La vita, e la morte di Peppino Impastato si intreccia drammaticamente con la storia più nera dell’Italia degli anni settanta, segnata dalle stragi del terrorismo. Il giovane Impastato fu ucciso all’età di trent’anni nella notte del 9 maggio 1978, durante la campagna elettorale per le elezioni amministrative del suo paese, Cinisi, in provincia di Palermo. Peppino Impastato era candidato al consiglio comunale di Cinisi nelle liste di Democrazia proletaria e dai palchi improvvisati di quel paese portava avanti la sua lotta, la sua ribellione contro la Mafia, che dalle sue parti era rappresentata dal suo vicino di casa Tano Badalamenti. La mattina del 9 maggio 1978 fu ritrovato anche il cadavere di Aldo Moro, e la tragedia di Peppino Impastato passò inevitabilmente in secondo piano, inghiottita da un dramma nazionale più eclatante. Peppino Impastato proveniva da una famiglia mafiosa, la sua ribellione non fu soltanto a poteri esterni, ma all’interno della sua stessa abitazione contro suo padre. Sul giovane ebbero una particolare influenza la figura dello zio Matteo, liberale e dalle idee moderne e quella del pittore anticonformista Stefano Venuti, tra i fondatori della sezione del PCI di Cinisi.
Gli inquirenti del tempo, tra cui il maggiore, Antonio Subranni, poi divenuto generale e il commissario della Digos Alfonso Vella, avallarono la tesi del suicidio o di un incidente dinamitardo nel tentativo di Peppino di far saltare in aria la linea ferrata. Il suo corpo fu fatto a brandelli dall’esplosivo, furono ricomposti 30 chili di resti sparsi nel raggio di 300 metri, ma i suoi occhiali furono trovati intatti e le chiavi della casa da cui Impastato denunciava i mafiosi con Radio Aut, furono trovati tra le siepi senza segni di bruciature.
Poco distante vicino a un casolare fu trovata una grossa pietra insanguinata e diverse chiazze di sangue. Tutti questi elementi furono trascurati. Per 23 anni Peppino Impastato fu calunniato e il suo ricordo infangato, lo si voleva fa r passare per “picciotto” o per terrorista, ma lui non fu né l’uno né l’altro. Nella Sicilia che va da mafiosi come Tano Badalamenti a paladini dell’Antimafia come il giornalista Pino Maniaci, la giustizia per Peppino Impastato ha avuto che tempi lunghi ed è stata caratterizzata da pesanti tentativi di depistaggi e insabbiamenti.

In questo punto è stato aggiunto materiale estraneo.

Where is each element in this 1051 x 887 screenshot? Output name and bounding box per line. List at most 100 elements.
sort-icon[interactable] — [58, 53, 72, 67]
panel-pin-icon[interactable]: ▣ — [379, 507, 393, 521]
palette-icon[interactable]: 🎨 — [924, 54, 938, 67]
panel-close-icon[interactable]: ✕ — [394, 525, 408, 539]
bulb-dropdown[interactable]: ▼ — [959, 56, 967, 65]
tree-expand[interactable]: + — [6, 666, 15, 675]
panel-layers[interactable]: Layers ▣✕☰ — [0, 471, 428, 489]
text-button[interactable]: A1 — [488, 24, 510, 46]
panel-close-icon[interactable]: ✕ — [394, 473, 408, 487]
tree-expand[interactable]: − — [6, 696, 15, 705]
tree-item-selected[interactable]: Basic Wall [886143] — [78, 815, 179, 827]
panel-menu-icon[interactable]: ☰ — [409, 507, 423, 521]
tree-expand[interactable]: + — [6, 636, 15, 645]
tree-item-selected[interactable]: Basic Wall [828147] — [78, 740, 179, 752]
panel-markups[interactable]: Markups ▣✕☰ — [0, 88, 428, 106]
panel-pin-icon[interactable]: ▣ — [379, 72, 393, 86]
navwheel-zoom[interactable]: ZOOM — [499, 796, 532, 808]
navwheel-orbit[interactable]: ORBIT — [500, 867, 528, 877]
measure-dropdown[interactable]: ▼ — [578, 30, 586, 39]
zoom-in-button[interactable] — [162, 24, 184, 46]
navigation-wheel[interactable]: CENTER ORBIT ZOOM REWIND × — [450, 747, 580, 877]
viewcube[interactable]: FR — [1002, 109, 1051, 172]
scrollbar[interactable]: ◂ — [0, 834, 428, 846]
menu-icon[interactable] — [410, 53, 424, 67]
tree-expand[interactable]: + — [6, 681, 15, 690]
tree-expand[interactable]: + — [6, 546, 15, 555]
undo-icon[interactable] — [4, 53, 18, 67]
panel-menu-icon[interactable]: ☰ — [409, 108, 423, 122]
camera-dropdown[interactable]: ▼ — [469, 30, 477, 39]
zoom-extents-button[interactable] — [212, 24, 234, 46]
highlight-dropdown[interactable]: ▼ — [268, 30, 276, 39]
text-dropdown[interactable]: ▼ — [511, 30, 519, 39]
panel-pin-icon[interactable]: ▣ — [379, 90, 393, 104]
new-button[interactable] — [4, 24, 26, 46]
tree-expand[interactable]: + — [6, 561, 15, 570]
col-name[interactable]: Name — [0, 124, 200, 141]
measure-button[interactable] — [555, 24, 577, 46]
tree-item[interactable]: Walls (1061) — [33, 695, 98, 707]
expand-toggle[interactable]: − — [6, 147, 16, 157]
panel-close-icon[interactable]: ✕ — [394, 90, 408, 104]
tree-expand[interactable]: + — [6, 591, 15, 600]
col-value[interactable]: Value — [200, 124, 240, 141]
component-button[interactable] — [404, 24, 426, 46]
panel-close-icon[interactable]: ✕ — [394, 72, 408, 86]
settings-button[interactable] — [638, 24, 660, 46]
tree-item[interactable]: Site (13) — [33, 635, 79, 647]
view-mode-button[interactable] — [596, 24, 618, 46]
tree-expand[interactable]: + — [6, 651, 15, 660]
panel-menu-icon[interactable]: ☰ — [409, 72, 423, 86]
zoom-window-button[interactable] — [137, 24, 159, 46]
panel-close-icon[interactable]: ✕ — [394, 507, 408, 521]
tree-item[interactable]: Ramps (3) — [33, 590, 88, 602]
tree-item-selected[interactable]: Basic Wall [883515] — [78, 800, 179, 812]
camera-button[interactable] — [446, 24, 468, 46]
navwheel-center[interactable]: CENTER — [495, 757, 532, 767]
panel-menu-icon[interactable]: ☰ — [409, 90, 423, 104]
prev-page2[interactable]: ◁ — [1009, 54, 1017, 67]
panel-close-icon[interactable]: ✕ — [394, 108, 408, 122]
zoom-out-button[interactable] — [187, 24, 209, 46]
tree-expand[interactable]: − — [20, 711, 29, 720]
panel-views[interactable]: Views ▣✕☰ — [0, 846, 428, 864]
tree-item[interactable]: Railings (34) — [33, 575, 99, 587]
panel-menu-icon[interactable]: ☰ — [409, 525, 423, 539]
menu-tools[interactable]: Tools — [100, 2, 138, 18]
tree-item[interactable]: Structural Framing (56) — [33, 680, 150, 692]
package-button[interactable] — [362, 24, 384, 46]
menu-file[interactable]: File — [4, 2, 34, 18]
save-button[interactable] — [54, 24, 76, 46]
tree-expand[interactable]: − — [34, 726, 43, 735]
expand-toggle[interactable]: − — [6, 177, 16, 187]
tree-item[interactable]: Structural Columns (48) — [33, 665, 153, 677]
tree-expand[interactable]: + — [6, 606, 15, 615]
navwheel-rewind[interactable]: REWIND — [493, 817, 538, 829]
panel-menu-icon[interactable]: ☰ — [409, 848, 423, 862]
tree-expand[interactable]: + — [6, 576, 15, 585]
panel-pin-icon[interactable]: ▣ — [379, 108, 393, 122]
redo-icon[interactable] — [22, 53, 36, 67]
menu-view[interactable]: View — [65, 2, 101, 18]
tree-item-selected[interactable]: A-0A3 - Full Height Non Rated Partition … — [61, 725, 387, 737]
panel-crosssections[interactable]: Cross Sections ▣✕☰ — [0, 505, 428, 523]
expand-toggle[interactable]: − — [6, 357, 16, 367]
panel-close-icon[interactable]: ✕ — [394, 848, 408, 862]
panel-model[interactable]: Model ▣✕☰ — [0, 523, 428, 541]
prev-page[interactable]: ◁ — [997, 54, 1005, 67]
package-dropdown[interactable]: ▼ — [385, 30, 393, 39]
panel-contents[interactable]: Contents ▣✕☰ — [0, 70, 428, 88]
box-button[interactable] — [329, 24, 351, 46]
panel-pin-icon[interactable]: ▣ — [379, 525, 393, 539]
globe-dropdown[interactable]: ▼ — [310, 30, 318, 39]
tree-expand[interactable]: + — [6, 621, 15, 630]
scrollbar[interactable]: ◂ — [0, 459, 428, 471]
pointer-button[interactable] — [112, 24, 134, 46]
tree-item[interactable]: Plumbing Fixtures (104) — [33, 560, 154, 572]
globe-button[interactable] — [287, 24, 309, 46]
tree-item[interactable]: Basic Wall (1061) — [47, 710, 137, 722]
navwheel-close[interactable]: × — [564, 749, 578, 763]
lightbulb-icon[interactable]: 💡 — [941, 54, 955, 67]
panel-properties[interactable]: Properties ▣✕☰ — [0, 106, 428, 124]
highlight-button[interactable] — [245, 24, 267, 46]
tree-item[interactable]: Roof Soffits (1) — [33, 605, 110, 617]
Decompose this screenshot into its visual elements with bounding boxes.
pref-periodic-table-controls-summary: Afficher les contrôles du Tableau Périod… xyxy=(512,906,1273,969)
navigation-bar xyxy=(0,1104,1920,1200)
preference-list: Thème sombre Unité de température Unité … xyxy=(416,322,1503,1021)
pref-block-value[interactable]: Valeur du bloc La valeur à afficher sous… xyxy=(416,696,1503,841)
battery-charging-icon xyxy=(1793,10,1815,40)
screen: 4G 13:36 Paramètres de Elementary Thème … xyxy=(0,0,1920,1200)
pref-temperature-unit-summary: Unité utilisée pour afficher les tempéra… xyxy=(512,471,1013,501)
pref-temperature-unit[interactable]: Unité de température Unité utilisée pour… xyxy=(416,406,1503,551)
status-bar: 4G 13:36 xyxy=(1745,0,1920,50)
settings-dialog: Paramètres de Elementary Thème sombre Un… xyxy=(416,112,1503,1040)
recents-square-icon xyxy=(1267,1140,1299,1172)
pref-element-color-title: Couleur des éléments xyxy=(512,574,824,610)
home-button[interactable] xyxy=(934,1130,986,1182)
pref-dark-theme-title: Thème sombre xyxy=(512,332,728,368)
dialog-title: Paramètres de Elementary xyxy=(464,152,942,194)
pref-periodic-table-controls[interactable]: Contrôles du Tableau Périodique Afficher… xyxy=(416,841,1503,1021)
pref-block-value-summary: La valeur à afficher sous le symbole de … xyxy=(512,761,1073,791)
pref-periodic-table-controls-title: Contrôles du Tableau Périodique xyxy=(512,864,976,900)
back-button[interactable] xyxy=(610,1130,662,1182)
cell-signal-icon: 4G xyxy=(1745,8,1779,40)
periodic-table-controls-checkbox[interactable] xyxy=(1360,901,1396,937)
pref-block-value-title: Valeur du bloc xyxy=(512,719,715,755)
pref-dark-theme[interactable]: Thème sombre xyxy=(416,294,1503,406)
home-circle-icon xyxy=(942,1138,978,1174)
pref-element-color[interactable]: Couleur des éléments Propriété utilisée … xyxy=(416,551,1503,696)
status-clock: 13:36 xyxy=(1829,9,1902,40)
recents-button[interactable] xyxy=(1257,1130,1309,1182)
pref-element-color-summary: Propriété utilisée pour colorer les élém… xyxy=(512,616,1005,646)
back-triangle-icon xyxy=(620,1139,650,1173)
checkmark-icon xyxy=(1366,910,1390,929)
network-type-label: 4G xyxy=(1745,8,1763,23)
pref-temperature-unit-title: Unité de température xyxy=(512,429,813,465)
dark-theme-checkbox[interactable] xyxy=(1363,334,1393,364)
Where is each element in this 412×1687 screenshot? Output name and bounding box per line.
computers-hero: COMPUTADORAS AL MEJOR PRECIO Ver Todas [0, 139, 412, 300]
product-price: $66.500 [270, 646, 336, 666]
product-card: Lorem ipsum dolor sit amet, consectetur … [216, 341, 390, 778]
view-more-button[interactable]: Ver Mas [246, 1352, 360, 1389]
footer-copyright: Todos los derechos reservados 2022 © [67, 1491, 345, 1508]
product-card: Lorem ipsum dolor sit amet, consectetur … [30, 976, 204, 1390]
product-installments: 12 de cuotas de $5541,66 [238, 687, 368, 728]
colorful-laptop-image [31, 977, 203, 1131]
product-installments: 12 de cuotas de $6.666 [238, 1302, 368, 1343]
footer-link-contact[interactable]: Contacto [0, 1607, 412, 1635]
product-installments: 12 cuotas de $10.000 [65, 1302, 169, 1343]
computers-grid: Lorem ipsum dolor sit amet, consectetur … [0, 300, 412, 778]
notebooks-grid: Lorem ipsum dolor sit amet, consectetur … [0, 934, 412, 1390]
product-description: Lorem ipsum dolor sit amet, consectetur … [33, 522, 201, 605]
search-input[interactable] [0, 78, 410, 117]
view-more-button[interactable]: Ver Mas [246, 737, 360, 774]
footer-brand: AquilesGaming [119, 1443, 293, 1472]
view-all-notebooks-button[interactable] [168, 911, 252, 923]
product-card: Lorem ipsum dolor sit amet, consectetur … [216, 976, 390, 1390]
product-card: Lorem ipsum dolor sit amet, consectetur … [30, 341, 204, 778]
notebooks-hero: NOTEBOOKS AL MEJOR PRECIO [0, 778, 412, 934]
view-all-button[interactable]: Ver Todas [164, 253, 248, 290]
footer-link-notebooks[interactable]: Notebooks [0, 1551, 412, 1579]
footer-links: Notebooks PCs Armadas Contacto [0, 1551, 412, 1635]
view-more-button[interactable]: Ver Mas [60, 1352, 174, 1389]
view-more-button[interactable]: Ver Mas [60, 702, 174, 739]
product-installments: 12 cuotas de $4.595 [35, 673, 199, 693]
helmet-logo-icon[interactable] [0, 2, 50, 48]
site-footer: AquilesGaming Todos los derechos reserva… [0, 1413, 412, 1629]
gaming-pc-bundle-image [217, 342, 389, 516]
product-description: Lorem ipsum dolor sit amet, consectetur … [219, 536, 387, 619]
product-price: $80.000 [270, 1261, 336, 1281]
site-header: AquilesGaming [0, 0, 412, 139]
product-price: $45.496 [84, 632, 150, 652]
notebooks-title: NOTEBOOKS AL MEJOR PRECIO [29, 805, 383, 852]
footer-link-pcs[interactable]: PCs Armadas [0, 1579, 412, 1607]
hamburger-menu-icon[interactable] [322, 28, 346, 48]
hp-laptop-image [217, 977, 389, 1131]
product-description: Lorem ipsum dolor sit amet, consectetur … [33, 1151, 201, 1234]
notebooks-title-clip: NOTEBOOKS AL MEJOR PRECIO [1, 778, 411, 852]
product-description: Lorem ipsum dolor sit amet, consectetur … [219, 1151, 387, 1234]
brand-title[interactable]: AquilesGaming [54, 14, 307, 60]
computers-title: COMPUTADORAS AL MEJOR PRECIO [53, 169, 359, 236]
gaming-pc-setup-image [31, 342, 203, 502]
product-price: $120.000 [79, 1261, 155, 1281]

I custodi della memoria di Peppino Impastato, in prima linea sua, madre Felicia Bartolotta, ricordata anche con un film su Rai Uno, suo fratello Giovanni e la cognata Felicetta, insieme ai suoi amici si sono battuti per riabilitare la vita e il ricordo di Peppino e per stabilire la verità sulla sua morte. Dopo due archiviazioni dell’inchiesta, nel 1984 e nel 1992, nell’aprile del 1995, l´indagine fu riaperta. Peppino fu iscritto postumo all’albo professionale dei giornalisti, quando nel 1997 Tano Badalamenti venne incriminato per l’omicidio del giovane. La sentenza di condanna di Tano Badalamenti è arrivata l’11 aprile 2002: ergastolo per l’omicidio Impastato, di cui viene identificato come mandante. Trent’anni per il suo luogotenente, Salvatore Palazzolo. Badalementi è morto 29 aprile 2004, all’età di 80 anni, nel carcere di Ayer, negli Stati Uniti. Salvatore Palazzolo è morto l’11 dicembre 2001. Mentre gli esecutori materiali di quell’omicidio non sono mai stati condannati. Felicia Bartolotta è morta il 10 dicembre 2004 a 88 anni.